Journalism students D’Angelo Williams (left) and Jerryt Haley study together after their face-to-face class on Tuesday.

Dan Elson, Editor-in-Chief

The number of full-time students enrolled in AACC this semester is down 11.3% compared with last spring. 

Over a five-year span, the college lost 2,671 students, according to Vice President for Learning Tanya Millner. This semester, 7,688 students have registered for classes. 

As a result of declining enrollment, the college has lost $3 million plus, she said.

Millner said college may not be a priority for some students.

“The priority may be trying to find a job [and] trying to take care of elderly loved ones or sick loved ones,” Millner said. “So, you know, oftentimes, for many students and their families college falls down in the list of priorities when there’s an emergency.”

Plus, she said, “We have a great deal of increasing competition from our four-year private institutions and our four-year public institutions. The student population is shrinking a bit, so we’re fighting for the same students.”

Student enrollment declined by approximately 12% in fall 2021 and 6% in fall 2020.

The decline in enrollment at community colleges is a national trend, according to the National Student Clearinghouse Research Center. According to an October report, community college enrollment nationwide fell by 14.8% since fall 2019. 

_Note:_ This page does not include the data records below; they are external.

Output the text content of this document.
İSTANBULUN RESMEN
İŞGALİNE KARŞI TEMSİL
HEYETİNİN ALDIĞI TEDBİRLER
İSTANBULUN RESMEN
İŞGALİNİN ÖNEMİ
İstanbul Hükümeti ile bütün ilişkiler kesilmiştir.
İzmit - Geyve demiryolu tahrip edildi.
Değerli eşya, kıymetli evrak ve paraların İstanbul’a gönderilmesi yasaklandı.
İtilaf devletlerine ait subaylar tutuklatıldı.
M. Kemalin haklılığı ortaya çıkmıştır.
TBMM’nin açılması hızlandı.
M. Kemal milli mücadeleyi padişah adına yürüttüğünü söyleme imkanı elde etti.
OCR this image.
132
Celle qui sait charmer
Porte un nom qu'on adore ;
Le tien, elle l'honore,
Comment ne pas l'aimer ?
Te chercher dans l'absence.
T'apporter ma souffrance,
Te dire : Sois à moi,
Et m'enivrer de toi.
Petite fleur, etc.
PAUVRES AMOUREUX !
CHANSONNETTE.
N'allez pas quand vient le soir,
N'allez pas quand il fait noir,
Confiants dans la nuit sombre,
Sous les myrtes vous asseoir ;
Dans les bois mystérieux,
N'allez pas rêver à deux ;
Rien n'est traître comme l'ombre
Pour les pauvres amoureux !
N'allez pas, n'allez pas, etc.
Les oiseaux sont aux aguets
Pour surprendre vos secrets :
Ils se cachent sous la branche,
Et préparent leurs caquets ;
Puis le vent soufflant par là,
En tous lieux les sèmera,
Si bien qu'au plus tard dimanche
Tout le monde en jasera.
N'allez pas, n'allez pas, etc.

Last fall, Millner said a drop in enrollment also could be because students are unwilling to take online classes.

However, the week before the spring semester began, the college cut 100-plus face-to-face classes because of underenrollment. In their place, AACC added 44 online sections.

“We’re trying to offer [in-person classes] to the best of our abilities, while keeping everyone as safe as possible,” Millner said.

AACC students said they weren’t surprised over the downward trend in community college enrollment.

“A lot of people realize that they don’t really want to do school,” first-year transfer studies student Halima Jama said. “[Instead] they want [pursue] small businesses and things that they want to do.”

Second-year nursing student Kaylin Turner said some students are not showing up because they don’t want to take online classes. 

In the fall, the college offered approximately 20% of its classes in person. This semester, 43% of classes are face-to-face or hybrid, which means the classes are online with occasional on-campus meetings.